En ese momento, el unicornio se despertó y, aun tembloroso, se puso de pie.
Los caballeros del rey se retiraron y se volvieron a esconder entre los árboles,
avergonzados de lo que habían tratado de hacer. El unicornio se irguió y dejó que la
doncella lo tranquilizara con sus caricias por un momento, pero se volvió hacia el rey
y lo enfrentó. La creatura se acercó a Boroth y bajó su cuerno hasta tocar con la punta
el cuello. El arrepentido rey no se acobardó ni trató de defenderse.
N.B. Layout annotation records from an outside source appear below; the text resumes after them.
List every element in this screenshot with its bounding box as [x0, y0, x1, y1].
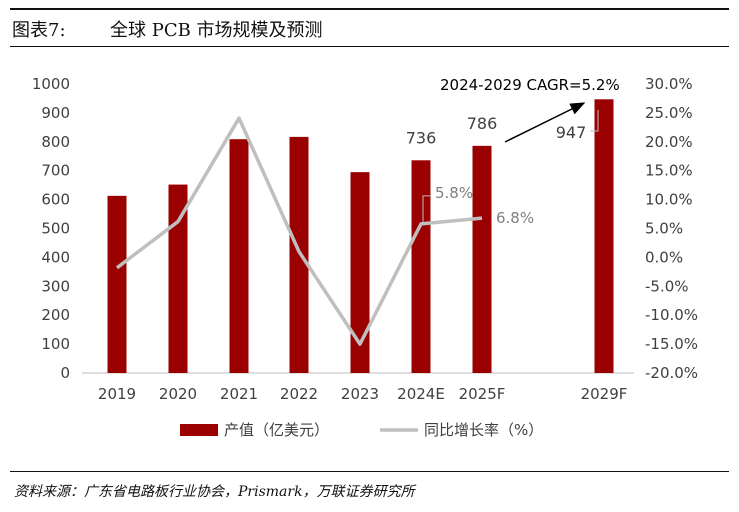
label-leader-line-2029 — [590, 110, 599, 132]
bar-2021 — [229, 139, 249, 373]
cagr-annotation: 2024-2029 CAGR=5.2% — [440, 76, 620, 94]
bar-2029F — [594, 99, 614, 373]
pcb-market-chart: 0 100 200 300 400 500 600 700 800 900 1000 -20.0% -1… — [32, 75, 698, 439]
axes-layer: 0 100 200 300 400 500 600 700 800 900 1000 -20.0% -1… — [32, 75, 698, 403]
x-tick-label: 2023 — [341, 385, 379, 403]
y-left-tick-label: 1000 — [32, 75, 70, 93]
bar-2025F — [472, 145, 492, 373]
growth-line-layer — [115, 116, 483, 346]
bar-2023 — [350, 172, 370, 373]
y-right-tick-label: 25.0% — [645, 104, 693, 122]
y-right-tick-label: -20.0% — [645, 364, 698, 382]
y-left-tick-label: 700 — [41, 162, 70, 180]
y-left-tick-label: 100 — [41, 335, 70, 353]
y-left-tick-label: 300 — [41, 277, 70, 295]
y-right-tick-label: 20.0% — [645, 133, 693, 151]
x-tick-label: 2021 — [220, 385, 258, 403]
x-tick-label: 2029F — [581, 385, 628, 403]
y-right-tick-label: 10.0% — [645, 191, 693, 209]
figure-title: 全球 PCB 市场规模及预测 — [110, 20, 323, 41]
data-labels-layer: 736 786 947 5.8% 6.8% — [406, 110, 599, 227]
y-right-tick-label: 0.0% — [645, 248, 683, 266]
annotation-layer: 2024-2029 CAGR=5.2% — [440, 76, 620, 143]
growth-value-label: 5.8% — [435, 184, 473, 202]
x-tick-label: 2020 — [159, 385, 197, 403]
label-leader-line — [422, 195, 431, 222]
y-left-tick-label: 200 — [41, 306, 70, 324]
legend-label-bar: 产值（亿美元） — [224, 421, 329, 439]
bar-value-label: 786 — [467, 114, 498, 133]
y-right-tick-label: 5.0% — [645, 220, 683, 238]
x-tick-label: 2024E — [397, 385, 445, 403]
x-tick-label: 2025F — [459, 385, 506, 403]
top-rule — [10, 8, 729, 10]
y-left-tick-label: 800 — [41, 133, 70, 151]
legend: 产值（亿美元） 同比增长率（%） — [180, 421, 543, 439]
source-rule — [10, 471, 729, 472]
y-right-tick-label: -5.0% — [645, 277, 689, 295]
legend-swatch-bar — [180, 424, 218, 436]
bar-value-label: 947 — [556, 123, 587, 142]
x-tick-label: 2022 — [280, 385, 318, 403]
bars-layer — [107, 99, 614, 373]
y-right-tick-label: 30.0% — [645, 75, 693, 93]
bar-2024E — [411, 160, 431, 373]
y-right-tick-label: 15.0% — [645, 162, 693, 180]
y-left-tick-label: 400 — [41, 248, 70, 266]
x-tick-label: 2019 — [98, 385, 136, 403]
y-left-tick-label: 500 — [41, 220, 70, 238]
legend-label-line: 同比增长率（%） — [424, 421, 543, 439]
title-rule — [10, 46, 729, 47]
bar-2020 — [168, 184, 188, 373]
y-left-tick-label: 0 — [60, 364, 70, 382]
y-left-tick-label: 900 — [41, 104, 70, 122]
figure-title-row: 图表7: 全球 PCB 市场规模及预测 — [12, 12, 727, 44]
y-left-tick-label: 600 — [41, 191, 70, 209]
cagr-arrow — [504, 102, 586, 143]
bar-2022 — [289, 136, 309, 373]
bar-2019 — [107, 195, 127, 373]
source-note: 资料来源：广东省电路板行业协会，Prismark，万联证券研究所 — [14, 484, 415, 500]
growth-rate-line — [115, 116, 483, 346]
y-right-tick-label: -15.0% — [645, 335, 698, 353]
growth-value-label: 6.8% — [496, 209, 534, 227]
bar-value-label: 736 — [406, 128, 437, 147]
y-right-tick-label: -10.0% — [645, 306, 698, 324]
figure-number: 图表7: — [12, 20, 66, 41]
Pensaba que
merecía la muerte.
—Por favor —rogó Theresa—, perdona a mi padre, por mi bien.
El unicornio se volvió hacia la princesa con una enigmática mirada en sus ojos, y
de pronto, con unos pequeños brincos, ya se había ido, como un rayo de plata bajo la
luna. Desde esa noche, Boroth fue un hombre distinto. O mejor dicho, se convirtió en el
hombre que solía ser, un generoso y honesto rey y no desconfiado de las intenciones
de los otros, más de lo que el mundo precisa.
Así que, justamente como la gente había pensado, la llegada del unicornio sí
presagió el final de un reinado maldito. Aunque, en esta ocasión, el rey no murió.
Simplemente se transformó en el gobernante que la gente quería.
La siguiente ocasión en que el unicornio se presentó en aquel país fue señal de la
muerte de Boroth; algunos creyeron que había venido a conducirlo de su vida a la
siguiente. Esta vez, el amor por el unicornio, en aquel impreciso lugar junto a la
foresta de Brocelandia, fue comparable sólo con el gran duelo por la muerte del rey.